In other voter suppression news, you may have missed “New Hampshire’s Republican governor just vetoed a bipartisan redistricting commission” by Danielle McLean at Think Progress. Among her observations: “New Hampshire’s Republican Gov. Chris Sununu vetoed a bipartisan bill Friday that would have allowed an independent redistricting committee to redraw the state’s legislative and congressional district maps in 2021 and beyond…The veto is just the latest sign that Republican Party leaders want to control the map-making process and preserve a system that allowed them to racially and politically gerrymander at historic proportions in several GOP-controlled states the last time district lines were redrawn in 2011…While the U.S. Supreme Court has ruled this year that federal courts do not have the power to decide partisan gerrymandering cases, a growing number of states have established independent commissions to draw district maps in a non-partisan manner. New Hampshire would have joined eight other states to have established such a commission…Under the current system, New Hampshire’s legislature, which is currently controlled by Democrats, is responsible for drawing up the state’s political lines. The governor has the ability to veto or approve any maps.”

McLean continues, “Heading into 2021, Republicans appear poised to once again gerrymander and leave the process up to the lawmakers themselves…Next week, the shadowy group that crafts far-right legislation, the American Legislative Exchange Council, at its annual meeting in Austin, Texas, will host a pair of closed-door workshops teaching state lawmakers the basics of ‘redistricting.’ Government watchdog groups warn those panels will in reality teach them how to gerrymander and pair them with the mapmakers that can help them draw partisan lines…Last year, ALEC created a model resolution that reaffirmed “the right of state legislatures to determine electoral districts” instead of the courts…And former Wisconsin Gov. Scott Walker (R) — who helped usher Wisconsin’s extreme gerrymandered districts in 2011 and is now leading the GOP’s redistricting efforts in 2021 as the finance chair of the National Republican Redistricting Trust — has also claimed that rural residents should be counted more than urban residents when the maps are drawn.”

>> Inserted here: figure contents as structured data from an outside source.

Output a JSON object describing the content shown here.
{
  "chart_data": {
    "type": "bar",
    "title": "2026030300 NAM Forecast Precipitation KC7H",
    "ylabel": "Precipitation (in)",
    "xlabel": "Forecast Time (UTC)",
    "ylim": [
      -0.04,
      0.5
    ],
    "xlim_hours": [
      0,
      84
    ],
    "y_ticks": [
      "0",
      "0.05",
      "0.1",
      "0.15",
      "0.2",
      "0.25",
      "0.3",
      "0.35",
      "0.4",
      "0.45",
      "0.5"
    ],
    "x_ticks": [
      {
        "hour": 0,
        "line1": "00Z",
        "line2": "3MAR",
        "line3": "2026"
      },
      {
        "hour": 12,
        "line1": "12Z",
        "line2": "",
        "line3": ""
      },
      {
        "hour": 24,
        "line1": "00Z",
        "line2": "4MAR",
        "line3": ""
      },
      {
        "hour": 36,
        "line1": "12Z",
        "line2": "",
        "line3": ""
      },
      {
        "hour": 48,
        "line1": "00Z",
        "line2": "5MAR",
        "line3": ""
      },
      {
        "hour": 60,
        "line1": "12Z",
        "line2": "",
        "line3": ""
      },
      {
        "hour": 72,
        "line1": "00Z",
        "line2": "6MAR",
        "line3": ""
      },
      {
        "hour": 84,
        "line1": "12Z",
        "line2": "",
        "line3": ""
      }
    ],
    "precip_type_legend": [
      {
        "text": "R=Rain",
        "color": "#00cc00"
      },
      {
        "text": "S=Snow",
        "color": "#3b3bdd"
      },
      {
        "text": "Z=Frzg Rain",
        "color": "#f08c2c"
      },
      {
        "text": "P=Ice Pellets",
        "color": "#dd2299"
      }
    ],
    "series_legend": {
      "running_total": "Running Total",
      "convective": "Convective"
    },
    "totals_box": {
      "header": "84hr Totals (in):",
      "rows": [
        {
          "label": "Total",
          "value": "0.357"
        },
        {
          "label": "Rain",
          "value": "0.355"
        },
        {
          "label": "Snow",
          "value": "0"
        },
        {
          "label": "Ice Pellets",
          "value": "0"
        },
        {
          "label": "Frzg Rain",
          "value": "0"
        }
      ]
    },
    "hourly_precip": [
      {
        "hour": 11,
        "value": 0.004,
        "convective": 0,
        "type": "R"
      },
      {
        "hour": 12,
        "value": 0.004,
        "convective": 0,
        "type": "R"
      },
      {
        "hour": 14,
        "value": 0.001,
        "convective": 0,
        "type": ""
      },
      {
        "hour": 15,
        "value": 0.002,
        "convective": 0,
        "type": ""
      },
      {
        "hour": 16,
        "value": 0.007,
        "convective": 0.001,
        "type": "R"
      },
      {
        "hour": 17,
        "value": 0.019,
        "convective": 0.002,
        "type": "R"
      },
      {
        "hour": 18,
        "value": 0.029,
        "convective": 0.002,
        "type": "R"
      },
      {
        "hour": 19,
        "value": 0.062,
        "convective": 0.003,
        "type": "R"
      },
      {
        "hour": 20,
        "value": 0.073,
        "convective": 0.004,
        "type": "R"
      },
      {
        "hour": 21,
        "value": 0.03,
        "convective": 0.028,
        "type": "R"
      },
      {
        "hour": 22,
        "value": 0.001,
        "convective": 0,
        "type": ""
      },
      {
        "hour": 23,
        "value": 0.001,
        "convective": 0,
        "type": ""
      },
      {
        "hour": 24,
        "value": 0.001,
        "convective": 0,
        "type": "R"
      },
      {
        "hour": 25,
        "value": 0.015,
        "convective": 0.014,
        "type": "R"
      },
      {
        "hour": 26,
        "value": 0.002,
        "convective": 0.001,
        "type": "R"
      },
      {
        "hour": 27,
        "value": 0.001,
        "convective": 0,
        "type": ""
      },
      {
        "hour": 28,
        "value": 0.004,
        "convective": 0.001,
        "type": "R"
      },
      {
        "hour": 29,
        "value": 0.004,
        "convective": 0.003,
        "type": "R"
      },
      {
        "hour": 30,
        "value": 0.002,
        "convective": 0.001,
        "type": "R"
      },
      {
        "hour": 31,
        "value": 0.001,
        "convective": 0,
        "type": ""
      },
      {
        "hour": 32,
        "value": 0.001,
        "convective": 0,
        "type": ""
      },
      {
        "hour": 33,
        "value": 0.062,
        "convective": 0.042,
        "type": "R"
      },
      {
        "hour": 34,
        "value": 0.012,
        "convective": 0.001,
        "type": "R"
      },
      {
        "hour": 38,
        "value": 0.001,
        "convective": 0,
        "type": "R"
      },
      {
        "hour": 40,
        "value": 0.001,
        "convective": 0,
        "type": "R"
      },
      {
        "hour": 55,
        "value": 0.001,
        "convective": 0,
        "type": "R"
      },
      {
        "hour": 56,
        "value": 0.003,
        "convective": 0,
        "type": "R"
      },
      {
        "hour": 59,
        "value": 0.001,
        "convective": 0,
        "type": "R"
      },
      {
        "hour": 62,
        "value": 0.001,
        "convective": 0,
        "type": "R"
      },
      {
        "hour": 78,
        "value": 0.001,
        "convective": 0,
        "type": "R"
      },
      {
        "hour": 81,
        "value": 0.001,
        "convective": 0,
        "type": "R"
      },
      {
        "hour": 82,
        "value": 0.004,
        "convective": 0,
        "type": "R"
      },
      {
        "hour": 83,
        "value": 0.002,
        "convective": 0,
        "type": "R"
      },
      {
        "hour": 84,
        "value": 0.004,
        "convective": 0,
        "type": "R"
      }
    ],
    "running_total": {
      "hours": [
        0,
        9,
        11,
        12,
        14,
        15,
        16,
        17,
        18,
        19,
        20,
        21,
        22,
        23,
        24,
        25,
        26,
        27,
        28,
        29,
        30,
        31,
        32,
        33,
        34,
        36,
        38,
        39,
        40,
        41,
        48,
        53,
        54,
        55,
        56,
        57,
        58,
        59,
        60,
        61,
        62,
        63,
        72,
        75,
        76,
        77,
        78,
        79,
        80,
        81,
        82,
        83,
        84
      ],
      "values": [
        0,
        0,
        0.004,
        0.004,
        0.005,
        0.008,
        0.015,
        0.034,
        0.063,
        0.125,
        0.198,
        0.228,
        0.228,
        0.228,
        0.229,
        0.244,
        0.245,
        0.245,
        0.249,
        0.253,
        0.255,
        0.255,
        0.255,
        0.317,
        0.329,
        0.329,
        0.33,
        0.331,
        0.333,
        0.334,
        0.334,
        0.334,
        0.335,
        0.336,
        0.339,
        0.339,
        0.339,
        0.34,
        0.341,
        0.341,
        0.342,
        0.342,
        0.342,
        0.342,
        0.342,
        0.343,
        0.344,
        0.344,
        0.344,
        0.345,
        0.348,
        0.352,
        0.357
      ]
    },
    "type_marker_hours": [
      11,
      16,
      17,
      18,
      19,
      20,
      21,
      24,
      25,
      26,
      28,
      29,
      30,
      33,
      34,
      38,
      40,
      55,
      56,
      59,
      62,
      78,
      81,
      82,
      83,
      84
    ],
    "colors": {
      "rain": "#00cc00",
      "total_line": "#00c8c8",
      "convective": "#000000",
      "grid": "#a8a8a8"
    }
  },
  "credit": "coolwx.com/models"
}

Nate Silver shares a revealing chart in his post, “Forget ‘Lanes.’ The Democratic Primary Is A Whole Freaking Transit System” at FiveThirtyEight:

Who Sanders and Clinton voters from 2016 support now

Combined results from a July 6-8 and a July 27-29 national poll

CURRENT PICK FOR RESPONDENTS WHO SUPPORTED …
CANDIDATE CLINTON IN 2016 SANDERS IN 2016
Bernie Sanders 9% 31%
Joe Biden 43 19
Elizabeth Warren 15 13
Kamala Harris 18 10
Pete Buttigieg 4 6
Andrew Yang 0 5
Beto O’Rourke 2 4
Tulsi Gabbard 0 3
Cory Booker 1 1
Others 7 8

SOURCE: EMERSON COLLEGE

At Sabato’s Crystal Ball, Alan I. Abramowitz deploys some regression analysis and scatterplotting to answer the question, “Did Russian Interference Affect the 2016 Election Results? and concludes, “I find no evidence that Russian attempts to target voters in key swing states had any effect on the election results in those states. Instead, the results were almost totally predictable based on the political and demographic characteristics of those states, especially their past voting tendencies, ideological leanings, and demographics. Of course, that doesn’t mean that the Russians weren’t trying to influence the results or that they might not succeed in the future. Nor does it speak to Russian efforts to hack into U.S. voting systems and potentially alter voter registration data or even election results themselves…There are plenty of grounds for real concern here. Indeed, the Electoral College system used to choose the president almost invites efforts to interfere in the election. Whereas trying to affect the national popular vote results would probably be prohibitively expensive, efforts to target a few key swing states could be much more cost-effective and harder to detect. As a result, there is little doubt that these efforts will continue in 2020 and beyond, especially if we have a president who seems to be inviting them.”